# Production Observability on DomainIndia VPS: Prometheus, Grafana, and Loki
TL;DR
You can't fix what you can't see. This guide sets up the full observability stack — Prometheus for metrics, Grafana for dashboards, Loki for logs — on a DomainIndia VPS. Plus alerting with Alertmanager and uptime monitoring that pages you before customers complain.
## The three pillars of observability
| Pillar | Tool | Answers |
| Metrics | Prometheus | "How fast? How many? How often?" |
| Logs | Loki | "What happened? What did it say?" |
| Traces | Jaeger / Tempo | "Where did this slow request spend its time?" |
Start with metrics + logs. Add traces when you have a microservices architecture where single-request paths span multiple services.
## What to monitor
The **Four Golden Signals** (Google SRE):
1. **Latency** — how long requests take (p50, p95, p99)

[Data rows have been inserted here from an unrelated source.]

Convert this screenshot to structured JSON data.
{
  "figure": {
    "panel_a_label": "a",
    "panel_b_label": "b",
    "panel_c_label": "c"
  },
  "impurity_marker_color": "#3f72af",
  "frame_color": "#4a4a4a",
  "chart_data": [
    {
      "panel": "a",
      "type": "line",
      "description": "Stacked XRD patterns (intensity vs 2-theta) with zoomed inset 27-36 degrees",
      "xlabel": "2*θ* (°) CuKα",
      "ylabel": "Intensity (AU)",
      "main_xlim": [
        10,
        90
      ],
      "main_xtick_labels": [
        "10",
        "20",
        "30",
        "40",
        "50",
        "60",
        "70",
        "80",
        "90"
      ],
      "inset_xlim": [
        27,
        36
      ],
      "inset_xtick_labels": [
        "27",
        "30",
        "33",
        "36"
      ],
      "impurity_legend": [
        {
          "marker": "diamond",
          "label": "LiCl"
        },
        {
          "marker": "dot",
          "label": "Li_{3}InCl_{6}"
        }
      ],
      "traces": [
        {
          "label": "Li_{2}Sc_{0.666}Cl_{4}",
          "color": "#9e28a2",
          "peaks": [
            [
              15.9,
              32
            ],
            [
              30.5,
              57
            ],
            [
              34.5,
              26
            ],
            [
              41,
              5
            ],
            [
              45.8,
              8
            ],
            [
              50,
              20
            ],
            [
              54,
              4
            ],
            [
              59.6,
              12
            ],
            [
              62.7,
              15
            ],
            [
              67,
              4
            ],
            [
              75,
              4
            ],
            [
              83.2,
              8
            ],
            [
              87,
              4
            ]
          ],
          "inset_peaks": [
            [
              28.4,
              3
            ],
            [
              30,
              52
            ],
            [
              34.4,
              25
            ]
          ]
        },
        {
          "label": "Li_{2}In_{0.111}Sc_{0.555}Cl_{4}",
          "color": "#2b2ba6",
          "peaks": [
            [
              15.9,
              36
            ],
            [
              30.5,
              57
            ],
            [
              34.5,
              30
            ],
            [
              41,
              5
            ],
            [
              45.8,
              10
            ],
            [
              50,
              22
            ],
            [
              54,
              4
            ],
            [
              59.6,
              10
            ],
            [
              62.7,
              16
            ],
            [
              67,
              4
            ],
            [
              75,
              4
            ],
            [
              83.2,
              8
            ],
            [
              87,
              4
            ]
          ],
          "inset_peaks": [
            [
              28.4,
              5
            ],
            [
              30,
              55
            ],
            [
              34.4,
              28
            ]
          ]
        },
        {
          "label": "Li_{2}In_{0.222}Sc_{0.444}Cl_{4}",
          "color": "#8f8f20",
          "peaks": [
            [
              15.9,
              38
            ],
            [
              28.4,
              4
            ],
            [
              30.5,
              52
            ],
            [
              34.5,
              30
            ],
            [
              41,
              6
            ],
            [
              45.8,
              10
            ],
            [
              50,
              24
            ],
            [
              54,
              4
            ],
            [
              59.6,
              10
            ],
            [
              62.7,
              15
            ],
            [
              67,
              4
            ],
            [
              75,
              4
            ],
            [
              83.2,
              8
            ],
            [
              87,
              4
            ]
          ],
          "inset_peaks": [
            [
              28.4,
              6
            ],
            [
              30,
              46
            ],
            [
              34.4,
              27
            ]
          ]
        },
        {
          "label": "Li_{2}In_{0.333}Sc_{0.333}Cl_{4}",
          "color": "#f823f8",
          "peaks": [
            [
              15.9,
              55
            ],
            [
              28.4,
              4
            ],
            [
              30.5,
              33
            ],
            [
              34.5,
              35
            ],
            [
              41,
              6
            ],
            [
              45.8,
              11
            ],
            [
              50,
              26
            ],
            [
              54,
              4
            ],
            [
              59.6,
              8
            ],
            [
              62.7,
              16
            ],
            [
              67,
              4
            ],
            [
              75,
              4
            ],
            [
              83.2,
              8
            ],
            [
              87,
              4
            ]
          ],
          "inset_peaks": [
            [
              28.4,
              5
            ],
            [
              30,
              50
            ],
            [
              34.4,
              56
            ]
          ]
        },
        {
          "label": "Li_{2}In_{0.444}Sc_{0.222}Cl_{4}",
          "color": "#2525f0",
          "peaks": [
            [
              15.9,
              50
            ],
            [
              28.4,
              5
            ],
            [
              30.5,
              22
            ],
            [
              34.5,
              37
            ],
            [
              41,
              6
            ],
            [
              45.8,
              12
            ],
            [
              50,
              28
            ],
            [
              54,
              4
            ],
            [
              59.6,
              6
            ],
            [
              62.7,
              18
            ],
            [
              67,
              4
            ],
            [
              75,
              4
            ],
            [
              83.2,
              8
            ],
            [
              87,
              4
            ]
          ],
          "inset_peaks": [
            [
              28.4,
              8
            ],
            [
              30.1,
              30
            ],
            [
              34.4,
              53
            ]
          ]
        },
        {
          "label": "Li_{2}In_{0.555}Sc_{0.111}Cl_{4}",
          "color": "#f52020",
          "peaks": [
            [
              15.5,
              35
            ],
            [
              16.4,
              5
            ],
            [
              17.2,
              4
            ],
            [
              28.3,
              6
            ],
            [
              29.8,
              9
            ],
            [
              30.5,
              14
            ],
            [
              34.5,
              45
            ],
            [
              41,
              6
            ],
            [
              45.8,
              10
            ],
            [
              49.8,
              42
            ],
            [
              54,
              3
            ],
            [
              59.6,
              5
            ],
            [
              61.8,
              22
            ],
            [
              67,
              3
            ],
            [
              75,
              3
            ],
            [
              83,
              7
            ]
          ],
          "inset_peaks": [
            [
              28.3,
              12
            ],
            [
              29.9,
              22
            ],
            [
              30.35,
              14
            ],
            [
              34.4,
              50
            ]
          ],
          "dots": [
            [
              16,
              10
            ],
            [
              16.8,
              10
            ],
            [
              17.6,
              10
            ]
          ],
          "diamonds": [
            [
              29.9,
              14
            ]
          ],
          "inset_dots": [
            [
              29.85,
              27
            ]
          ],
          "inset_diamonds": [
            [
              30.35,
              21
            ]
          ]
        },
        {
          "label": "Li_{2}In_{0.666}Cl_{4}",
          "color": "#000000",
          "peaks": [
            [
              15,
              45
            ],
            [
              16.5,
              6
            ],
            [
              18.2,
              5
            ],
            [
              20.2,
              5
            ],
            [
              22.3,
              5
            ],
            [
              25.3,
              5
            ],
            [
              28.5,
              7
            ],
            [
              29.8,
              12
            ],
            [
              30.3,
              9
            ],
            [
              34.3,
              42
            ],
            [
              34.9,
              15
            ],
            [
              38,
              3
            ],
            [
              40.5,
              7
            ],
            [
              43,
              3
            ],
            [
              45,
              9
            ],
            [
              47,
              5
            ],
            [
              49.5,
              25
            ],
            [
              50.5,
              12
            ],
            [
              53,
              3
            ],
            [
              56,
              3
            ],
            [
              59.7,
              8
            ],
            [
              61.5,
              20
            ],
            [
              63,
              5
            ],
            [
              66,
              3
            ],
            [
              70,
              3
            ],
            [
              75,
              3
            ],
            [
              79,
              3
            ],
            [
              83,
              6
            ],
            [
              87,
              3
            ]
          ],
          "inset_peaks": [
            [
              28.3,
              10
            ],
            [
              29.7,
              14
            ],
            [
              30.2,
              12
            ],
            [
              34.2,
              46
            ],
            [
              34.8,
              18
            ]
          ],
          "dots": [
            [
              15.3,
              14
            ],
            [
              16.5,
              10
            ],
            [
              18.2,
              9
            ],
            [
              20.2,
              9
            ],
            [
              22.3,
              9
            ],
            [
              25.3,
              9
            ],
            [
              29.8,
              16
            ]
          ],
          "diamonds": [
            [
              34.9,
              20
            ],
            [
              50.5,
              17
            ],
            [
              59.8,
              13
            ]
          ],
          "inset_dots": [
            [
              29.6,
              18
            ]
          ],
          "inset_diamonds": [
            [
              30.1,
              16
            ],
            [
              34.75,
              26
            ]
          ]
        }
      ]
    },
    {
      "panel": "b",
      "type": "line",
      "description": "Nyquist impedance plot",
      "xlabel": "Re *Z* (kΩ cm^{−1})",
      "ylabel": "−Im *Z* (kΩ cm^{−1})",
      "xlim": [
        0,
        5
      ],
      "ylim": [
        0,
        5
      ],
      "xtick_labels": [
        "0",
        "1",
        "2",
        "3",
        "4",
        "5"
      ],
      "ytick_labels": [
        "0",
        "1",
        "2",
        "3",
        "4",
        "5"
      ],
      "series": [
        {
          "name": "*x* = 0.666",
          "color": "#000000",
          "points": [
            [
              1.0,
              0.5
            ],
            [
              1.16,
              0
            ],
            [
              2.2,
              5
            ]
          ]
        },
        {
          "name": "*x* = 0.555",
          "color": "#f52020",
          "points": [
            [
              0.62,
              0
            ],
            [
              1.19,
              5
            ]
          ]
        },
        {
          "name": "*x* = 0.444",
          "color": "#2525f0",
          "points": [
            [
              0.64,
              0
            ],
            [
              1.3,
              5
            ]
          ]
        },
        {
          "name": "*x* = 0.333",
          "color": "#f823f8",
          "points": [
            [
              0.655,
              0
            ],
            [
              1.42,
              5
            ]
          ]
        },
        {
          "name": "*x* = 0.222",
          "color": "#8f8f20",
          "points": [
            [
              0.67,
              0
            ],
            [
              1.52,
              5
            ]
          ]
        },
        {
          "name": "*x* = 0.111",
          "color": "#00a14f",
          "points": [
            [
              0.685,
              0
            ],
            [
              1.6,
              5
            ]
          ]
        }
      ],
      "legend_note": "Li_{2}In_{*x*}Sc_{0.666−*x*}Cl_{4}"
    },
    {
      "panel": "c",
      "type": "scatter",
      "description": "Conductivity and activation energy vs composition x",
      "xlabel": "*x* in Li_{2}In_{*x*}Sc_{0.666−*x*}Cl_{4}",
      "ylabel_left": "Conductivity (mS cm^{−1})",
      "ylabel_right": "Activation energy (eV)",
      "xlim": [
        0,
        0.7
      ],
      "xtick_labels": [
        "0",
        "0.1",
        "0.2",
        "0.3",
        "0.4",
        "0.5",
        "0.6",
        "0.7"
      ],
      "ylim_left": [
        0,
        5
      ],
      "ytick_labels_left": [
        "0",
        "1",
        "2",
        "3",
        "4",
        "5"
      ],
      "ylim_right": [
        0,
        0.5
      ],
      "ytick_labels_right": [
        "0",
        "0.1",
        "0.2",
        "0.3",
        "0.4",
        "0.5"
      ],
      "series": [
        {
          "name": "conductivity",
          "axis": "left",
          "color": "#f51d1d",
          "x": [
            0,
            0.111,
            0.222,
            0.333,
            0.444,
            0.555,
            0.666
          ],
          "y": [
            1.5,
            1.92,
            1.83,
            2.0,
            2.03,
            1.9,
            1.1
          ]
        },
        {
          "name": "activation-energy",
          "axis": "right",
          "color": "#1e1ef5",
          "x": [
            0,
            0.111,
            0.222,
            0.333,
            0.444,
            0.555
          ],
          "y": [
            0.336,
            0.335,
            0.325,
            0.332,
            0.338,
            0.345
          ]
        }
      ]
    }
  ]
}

2. **Traffic** — requests per second
3. **Errors** — failure rate
4. **Saturation** — resource utilisation (CPU, RAM, disk, queue depth)
Plus infrastructure:
- CPU / RAM / disk / network per VPS
- Database connections, slow query count
- Cache hit rate
- Queue size (Sidekiq, BullMQ)
- External API latency
## Option A — Self-host stack (VPS)
For a DomainIndia VPS setup, install Prometheus + Grafana + Loki on same VPS or dedicated monitoring VPS.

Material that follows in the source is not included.